While it’s easy to think of cinema, a relatively recent invention, as an art-form that can easily be preserved, the reality is far more porous. Disintegrating film footage, producer meddling, endless rights battles and overall lack of care has led to many great masterpieces being either partially or completely lost. How much great Iranian cinema is still out there, yet to be (re)discovered or never to be found again?

When it comes to understanding the soul of nations, film becomes a highly useful tool; capturing a people’s attitudes, paradoxes and ways of life. Therefore, whether it’s the irreverent comedies from the Soviet Union, or Pre-Code Cinema of the USA, preservation of the past becomes both a means to fight against prejudice and to peek into alternative futures. By ripping up everything you thought you knew about both Iran — one of the most misunderstood nations on earth — and the Iranian cinematic tradition, Filmfarsi is yet another reminder to look beyond stereotypes to the far messier truth underneath.
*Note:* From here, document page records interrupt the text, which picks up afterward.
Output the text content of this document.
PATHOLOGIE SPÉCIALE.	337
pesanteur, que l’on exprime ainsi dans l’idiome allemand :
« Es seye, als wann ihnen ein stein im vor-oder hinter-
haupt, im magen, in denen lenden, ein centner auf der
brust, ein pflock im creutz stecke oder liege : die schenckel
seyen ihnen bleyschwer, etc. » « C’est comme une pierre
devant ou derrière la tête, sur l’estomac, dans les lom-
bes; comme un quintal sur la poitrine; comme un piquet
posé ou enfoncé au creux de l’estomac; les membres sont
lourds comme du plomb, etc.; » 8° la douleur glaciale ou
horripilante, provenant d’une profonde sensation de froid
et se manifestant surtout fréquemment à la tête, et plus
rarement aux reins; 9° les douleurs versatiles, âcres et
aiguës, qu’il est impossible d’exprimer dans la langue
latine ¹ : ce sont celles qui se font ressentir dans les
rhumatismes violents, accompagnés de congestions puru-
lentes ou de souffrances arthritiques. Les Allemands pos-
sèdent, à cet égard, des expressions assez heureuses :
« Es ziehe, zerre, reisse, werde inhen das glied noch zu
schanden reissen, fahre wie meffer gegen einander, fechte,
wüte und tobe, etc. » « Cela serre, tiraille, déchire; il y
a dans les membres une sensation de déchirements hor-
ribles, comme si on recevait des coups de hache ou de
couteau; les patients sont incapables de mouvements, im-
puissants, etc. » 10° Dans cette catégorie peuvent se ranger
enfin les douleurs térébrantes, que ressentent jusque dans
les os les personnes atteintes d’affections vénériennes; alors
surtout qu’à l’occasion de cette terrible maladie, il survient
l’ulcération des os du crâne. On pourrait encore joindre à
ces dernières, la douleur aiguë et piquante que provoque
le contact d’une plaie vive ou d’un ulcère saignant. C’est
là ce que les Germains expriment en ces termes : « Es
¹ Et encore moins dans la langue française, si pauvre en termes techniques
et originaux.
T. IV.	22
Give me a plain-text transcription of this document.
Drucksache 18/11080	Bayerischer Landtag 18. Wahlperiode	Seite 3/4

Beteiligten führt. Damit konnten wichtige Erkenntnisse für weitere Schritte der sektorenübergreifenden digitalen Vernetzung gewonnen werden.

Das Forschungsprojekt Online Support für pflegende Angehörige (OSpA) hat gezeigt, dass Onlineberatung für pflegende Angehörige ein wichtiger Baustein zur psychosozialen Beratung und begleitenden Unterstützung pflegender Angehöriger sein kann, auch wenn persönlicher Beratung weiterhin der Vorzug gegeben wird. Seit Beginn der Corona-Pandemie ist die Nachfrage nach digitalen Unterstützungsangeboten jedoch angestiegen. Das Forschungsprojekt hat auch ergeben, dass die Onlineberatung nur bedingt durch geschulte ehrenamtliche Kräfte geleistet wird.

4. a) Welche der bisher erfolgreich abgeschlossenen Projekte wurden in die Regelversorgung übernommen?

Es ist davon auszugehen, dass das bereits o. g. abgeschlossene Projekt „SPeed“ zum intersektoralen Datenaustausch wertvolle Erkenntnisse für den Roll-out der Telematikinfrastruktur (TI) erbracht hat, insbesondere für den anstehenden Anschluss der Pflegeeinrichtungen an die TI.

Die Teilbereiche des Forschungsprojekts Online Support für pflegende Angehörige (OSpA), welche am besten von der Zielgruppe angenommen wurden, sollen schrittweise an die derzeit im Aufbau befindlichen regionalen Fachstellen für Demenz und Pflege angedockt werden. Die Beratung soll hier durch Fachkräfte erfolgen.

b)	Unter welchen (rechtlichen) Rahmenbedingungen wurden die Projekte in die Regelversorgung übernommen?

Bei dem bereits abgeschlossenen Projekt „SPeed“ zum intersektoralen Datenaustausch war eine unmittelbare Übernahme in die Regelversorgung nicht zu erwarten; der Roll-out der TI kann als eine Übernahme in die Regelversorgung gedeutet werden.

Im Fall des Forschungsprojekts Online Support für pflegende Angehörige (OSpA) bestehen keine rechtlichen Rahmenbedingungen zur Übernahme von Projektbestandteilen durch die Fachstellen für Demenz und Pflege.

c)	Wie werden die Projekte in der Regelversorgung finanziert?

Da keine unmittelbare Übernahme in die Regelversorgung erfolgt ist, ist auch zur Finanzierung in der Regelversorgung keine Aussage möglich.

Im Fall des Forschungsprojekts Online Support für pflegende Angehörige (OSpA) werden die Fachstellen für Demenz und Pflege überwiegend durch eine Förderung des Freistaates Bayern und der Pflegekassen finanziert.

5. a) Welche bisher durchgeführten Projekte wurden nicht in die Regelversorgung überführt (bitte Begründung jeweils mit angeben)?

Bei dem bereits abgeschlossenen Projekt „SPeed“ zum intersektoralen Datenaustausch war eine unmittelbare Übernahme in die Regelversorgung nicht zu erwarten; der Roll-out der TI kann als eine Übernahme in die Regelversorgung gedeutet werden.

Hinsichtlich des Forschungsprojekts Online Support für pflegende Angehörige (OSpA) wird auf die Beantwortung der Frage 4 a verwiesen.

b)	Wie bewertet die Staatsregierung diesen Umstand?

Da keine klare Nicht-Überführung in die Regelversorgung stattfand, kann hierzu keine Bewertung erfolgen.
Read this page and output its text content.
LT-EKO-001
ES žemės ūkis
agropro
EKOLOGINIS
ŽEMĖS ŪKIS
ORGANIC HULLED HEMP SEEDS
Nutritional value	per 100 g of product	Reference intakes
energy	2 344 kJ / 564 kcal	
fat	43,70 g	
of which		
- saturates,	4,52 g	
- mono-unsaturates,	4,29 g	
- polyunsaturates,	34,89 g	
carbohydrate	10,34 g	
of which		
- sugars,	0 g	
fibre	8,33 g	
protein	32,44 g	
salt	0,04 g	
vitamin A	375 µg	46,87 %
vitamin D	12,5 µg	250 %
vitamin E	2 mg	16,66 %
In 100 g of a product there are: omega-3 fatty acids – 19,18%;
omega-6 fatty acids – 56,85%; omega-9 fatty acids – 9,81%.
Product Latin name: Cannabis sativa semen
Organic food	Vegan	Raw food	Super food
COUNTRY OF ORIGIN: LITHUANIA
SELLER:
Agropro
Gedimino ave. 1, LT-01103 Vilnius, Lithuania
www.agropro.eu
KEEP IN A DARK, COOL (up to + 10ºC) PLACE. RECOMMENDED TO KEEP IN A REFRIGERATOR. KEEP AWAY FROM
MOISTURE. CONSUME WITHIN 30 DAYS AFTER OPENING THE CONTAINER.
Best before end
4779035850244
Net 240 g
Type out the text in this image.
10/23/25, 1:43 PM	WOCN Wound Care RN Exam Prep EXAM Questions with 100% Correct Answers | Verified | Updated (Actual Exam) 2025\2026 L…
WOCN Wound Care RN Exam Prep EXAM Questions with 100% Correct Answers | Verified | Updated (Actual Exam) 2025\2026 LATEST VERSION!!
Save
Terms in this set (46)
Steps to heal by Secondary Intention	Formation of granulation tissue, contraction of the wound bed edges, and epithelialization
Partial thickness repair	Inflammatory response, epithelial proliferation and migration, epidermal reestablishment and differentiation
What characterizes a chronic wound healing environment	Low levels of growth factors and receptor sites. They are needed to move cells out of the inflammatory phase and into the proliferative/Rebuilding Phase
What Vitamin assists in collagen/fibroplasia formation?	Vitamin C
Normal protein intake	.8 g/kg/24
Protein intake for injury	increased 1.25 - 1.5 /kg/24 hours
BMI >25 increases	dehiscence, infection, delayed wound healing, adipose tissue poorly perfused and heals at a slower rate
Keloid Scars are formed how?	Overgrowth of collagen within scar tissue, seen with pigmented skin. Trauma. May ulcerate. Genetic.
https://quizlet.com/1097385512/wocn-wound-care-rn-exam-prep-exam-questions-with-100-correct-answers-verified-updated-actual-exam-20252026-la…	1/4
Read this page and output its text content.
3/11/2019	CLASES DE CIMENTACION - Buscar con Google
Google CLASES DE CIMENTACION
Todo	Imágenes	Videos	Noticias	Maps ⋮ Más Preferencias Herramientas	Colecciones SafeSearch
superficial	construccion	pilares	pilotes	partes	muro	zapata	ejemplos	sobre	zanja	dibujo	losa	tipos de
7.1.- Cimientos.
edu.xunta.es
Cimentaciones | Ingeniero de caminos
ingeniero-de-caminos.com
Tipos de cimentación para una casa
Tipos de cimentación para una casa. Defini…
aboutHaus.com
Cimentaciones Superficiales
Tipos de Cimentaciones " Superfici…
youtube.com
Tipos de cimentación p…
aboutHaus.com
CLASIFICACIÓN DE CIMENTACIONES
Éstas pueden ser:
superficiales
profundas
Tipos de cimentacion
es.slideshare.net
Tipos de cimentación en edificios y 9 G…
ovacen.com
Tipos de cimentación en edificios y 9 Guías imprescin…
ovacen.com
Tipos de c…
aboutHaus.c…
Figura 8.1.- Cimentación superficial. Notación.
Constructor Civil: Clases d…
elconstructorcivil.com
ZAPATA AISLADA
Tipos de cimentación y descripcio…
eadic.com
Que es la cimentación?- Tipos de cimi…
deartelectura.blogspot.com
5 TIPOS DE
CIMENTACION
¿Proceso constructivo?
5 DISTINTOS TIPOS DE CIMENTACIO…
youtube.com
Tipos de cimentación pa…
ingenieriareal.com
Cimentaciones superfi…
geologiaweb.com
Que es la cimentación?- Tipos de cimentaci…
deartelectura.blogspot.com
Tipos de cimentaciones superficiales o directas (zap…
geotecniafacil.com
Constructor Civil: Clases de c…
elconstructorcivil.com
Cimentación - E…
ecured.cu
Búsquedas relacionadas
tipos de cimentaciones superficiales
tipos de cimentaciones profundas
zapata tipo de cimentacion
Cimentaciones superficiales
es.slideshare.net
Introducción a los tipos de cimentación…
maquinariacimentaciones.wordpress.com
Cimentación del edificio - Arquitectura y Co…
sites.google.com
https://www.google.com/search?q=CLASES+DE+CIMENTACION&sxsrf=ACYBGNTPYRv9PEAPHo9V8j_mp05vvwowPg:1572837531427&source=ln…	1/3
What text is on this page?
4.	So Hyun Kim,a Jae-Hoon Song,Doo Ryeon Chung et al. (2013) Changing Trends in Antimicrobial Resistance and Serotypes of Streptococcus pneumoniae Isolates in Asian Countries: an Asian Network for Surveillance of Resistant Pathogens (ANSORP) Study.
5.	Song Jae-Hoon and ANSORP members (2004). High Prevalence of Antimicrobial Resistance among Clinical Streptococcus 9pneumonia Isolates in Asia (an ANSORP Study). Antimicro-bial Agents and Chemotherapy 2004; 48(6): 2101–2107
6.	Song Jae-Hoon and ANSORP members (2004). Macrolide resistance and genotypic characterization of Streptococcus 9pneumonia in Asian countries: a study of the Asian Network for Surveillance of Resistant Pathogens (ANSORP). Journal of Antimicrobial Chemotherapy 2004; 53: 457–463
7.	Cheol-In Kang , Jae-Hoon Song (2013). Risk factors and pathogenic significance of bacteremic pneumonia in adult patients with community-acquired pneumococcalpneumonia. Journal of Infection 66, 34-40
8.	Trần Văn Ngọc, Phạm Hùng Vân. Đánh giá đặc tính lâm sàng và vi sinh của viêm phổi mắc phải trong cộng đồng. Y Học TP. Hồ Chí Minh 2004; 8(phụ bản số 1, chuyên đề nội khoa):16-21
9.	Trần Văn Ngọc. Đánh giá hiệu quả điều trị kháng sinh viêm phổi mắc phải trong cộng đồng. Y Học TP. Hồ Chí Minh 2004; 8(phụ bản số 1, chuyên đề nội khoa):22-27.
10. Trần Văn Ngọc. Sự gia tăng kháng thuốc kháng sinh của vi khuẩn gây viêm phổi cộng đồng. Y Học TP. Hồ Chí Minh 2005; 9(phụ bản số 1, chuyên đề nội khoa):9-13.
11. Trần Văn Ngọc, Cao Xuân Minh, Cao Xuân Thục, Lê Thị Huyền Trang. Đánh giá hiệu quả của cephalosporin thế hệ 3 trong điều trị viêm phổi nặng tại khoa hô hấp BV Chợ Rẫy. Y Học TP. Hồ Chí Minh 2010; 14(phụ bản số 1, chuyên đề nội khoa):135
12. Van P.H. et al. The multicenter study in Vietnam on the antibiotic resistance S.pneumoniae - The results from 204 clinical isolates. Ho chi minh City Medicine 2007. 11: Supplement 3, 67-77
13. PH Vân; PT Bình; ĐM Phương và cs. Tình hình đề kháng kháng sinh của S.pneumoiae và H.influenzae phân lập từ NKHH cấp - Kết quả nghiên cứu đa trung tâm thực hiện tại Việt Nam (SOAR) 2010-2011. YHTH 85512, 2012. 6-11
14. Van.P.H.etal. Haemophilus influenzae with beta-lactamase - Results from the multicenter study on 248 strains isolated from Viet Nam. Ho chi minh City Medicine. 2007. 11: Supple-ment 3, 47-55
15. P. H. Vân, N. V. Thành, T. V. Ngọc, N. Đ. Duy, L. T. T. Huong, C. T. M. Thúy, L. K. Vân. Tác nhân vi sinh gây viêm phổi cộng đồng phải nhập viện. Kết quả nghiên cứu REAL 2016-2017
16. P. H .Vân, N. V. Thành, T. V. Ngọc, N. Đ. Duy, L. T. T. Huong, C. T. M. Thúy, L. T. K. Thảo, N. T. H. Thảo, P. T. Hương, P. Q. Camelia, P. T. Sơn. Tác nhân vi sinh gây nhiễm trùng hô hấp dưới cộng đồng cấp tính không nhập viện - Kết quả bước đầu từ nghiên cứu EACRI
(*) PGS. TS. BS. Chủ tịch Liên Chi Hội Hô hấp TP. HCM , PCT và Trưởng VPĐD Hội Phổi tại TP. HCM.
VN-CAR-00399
Khoshbakht’s approach is mostly academic, offering only a couple of personal anecdotes about his relation to the material. While a few more personal anecdotes may have imbued the film with even more melancholy, his love for the contradictions of the genre runs strongly throughout. Essential for lovers of Iranian cinema.

FilmFarsi premieres at the Cambridge Film Festival, which takes place between October 17th and 24th.